Doing More by Doing Less

COMMENTARY Jobs and Labor

Doing More by Doing Less

Jul 11, 2011 2 min read
COMMENTARY BY
Edwin J. Feulner, PhD

Founder and Former President

Heritage Trustee since 1973 | Heritage President from 1977 to 2013

Each month, the federal government releases its unemployment report. As measurements of economic health go, you can’t get more basic than how many jobs we’re adding. The simple fact is we aren’t.

The unemployment rate rose to 9.2 percent - the highest this year. Some 445,000 Americans became jobless. The economy added 18,000 jobs - a paltry number in a country of more than 300 million people.

For perspective, consider this: According to labor expert James Sherk, the United States needs to add between 100,000 and 125,000 jobs a month simply to keep pace with population growth. If we’re ever to get back to what economists consider full employment (about 5 percent unemployment), we’d have to have blockbuster growth for months on end.

This wasn’t what Americans were promised when the president’s much-vaulted “stimulus” became law. His plan to spend more than $700 billion in taxpayer money wasn’t sold as a panacea, but unemployment certainly was supposed to come down in its wake. Instead, we’ve seen just the opposite. The economy is stagnating.

Yet what are some liberals pushing for in the debt-ceiling package that’s being negotiated on Capitol Hill? More stimulus spending. Are we supposed to double down on a failed policy in the hopes that it magically will start working?

That’s not all. The Environmental Protection Agency (EPA) is about to pile even more regulations on an economy already straining under the weight of them. The EPA has new rules on smog, mercury, carbon dioxide, mining waste and vehicle emissions about to roll out. Even the White House has mixed feelings: Officials are “highly sensitive to the probability of political damage from a flood of government mandates that will strike particularly hard at the manufacturing sector in states crucial to the 2012 election,” the New York Times reports.

EPA Administrator Lisa P. Jackson knows this but plans to proceed anyway. “We are doing our job,” she says.

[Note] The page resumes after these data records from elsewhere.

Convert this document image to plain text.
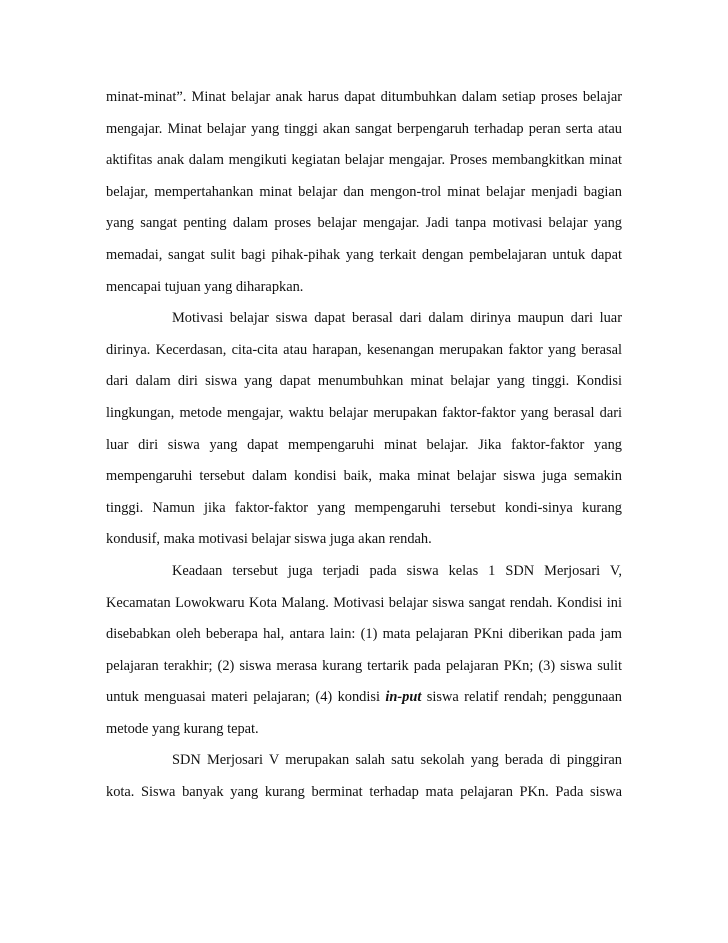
minat-minat”. Minat belajar anak harus dapat ditumbuhkan dalam setiap proses belajar
mengajar. Minat belajar yang tinggi akan sangat berpengaruh terhadap peran serta atau
aktifitas anak dalam mengikuti kegiatan belajar mengajar. Proses membangkitkan minat
belajar, mempertahankan minat belajar dan mengon-trol minat belajar menjadi bagian
yang sangat penting dalam proses belajar mengajar. Jadi tanpa motivasi belajar yang
memadai, sangat sulit bagi pihak-pihak yang terkait dengan pembelajaran untuk dapat
mencapai tujuan yang diharapkan.
Motivasi belajar siswa dapat berasal dari dalam dirinya maupun dari luar
dirinya. Kecerdasan, cita-cita atau harapan, kesenangan merupakan faktor yang berasal
dari dalam diri siswa yang dapat menumbuhkan minat belajar yang tinggi. Kondisi
lingkungan, metode mengajar, waktu belajar merupakan faktor-faktor yang berasal dari
luar diri siswa yang dapat mempengaruhi minat belajar. Jika faktor-faktor yang
mempengaruhi tersebut dalam kondisi baik, maka minat belajar siswa juga semakin
tinggi. Namun jika faktor-faktor yang mempengaruhi tersebut kondi-sinya kurang
kondusif, maka motivasi belajar siswa juga akan rendah.
Keadaan tersebut juga terjadi pada siswa kelas 1 SDN Merjosari V,
Kecamatan Lowokwaru Kota Malang. Motivasi belajar siswa sangat rendah. Kondisi ini
disebabkan oleh beberapa hal, antara lain: (1) mata pelajaran PKni diberikan pada jam
pelajaran terakhir; (2) siswa merasa kurang tertarik pada pelajaran PKn; (3) siswa sulit
untuk menguasai materi pelajaran; (4) kondisi in-put siswa relatif rendah; penggunaan
metode yang kurang tepat.
SDN Merjosari V merupakan salah satu sekolah yang berada di pinggiran
kota. Siswa banyak yang kurang berminat terhadap mata pelajaran PKn. Pada siswa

Thanks to her agency, though, a lot of people won’t be able to say that.

More troubling is President Obama’s oft-expressed desire to extract even more money from the rich, despite the fact that they already shoulder most of the nation’s tax burden. This not-so-subtle encouragement of class warfare may play well among the president’s natural constituency, but it’s singularly ineffective at growing an economy or creating wealth.

Ironically, these classic elements of central planning and top-down, big-government bureaucracy come on the 20th anniversary of Centesimus Annus, a 1991 encyclical on economic life written by Pope John Paul II as the Cold War was ending. Socialism had risen a century earlier in response to the dehumanizing character of the Industrial Revolution, but the so-called solution it offered had made things worse. As Pope Leo XIII had noted at the time: “The Socialists encourage the poor man’s envy of the rich and strive to do away with private property, contending that individual possessions should become the common property of all … but their contentions are so clearly powerless to end the controversy that, were they carried into effect, the working man himself would be among the first to suffer.”

That’s exactly what many working men and women are doing right now - suffering, that is, not working - due in large measure to the big-government solutions pushed by the current administration. However, as John Paul II wrote, “the free market is the most efficient instrument for utilizing resources and effectively responding to needs.”

Administration officials, though, apparently lack this historical perspective. So they keep repeating the mistakes of the past. They interfere with the market and try to reach deeper into the pockets of taxpayers.

The best thing they can do is less. They can grow the economy if they step back. They can stem the tide of layoffs if they lay off. Will they?